That isn't possible without more invasive surgery, CEG's do not keep track of particles after they're spawned (so slaving their positions to that of the projectile during subsequent frames requires a bit of administration code that I wasn't interested in writing Wink).
@Kloot:
Yeah, but I'm pretty sure that, in terms of efficiency, it'd be well worth it. The big CPU hit with these systems is the number of systems that are "alive" per game frame... not the particles who are acting out their deterministic math per frame. I don't know why this is- I assume it has something to do with reading all of the data into the system and creating the initial model in memory, but I'm too stupid to know how that works at the deeper levels- I just know that I can create hundreds of particles from one system, and it's significantly faster than a series of co-existing systems which together produce fewer particles. I don't have firm math on that, or anything, but it's roughly 2/3 to 1/2- it's a big hit, in terms of performance. So, if the CEG stayed "attached", it'd run significantly faster, even with the same total particle-count.
Lastly, while I have your attention, I should also mention two more things that favor a millisecond, desync timing model:
1. People could de-syncronise their particle systems by a millisecond or two, so that the CPU hit would be distributed over larger amounts of time... while Spring is using the CPU between game frames, it's probably using far fewer cycles at the tail ends, frankly.
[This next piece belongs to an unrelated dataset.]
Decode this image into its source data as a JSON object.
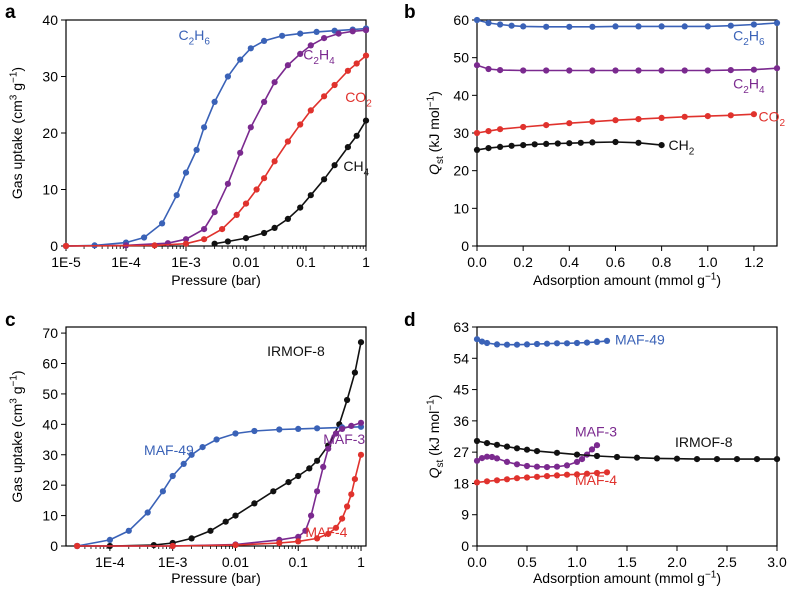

2. I've had to do a bunch of funky, mathematically-complex stuff with that missile trail, to make it work that well, forcing me to use a CSimpleParticleSystem. If I could call the CEG every 5-10 milliseconds instead, I could just use a HeatCloud, which has maybe half the CPU impact... oh, wait, duh, HeatCloud doesn't support ColorMap <slaps self>
@Warlord:
The CPU hit is significant- you don't get eye-candy like that for free. It's not awful, mind you, but I wouldn't want to see 50 of these all firing at once.
How nasty it is depends on a lot of factors, however, which is why I keep talking about the issue of timing- like far too many things in Spring, everything in CEGs happens exactly every 1/30th of a second, and there aren't any ways for game designers to spread that out and distribute the load. In COB, we're allowed to do that, which is why most of the animation code I write has small randomization, even in cyclic stuff, like walk-cycles- even a millisecond is practically forever, for a modern CPU, and why make everything pile onto the first millisecond of a 33-millisecond slot of time?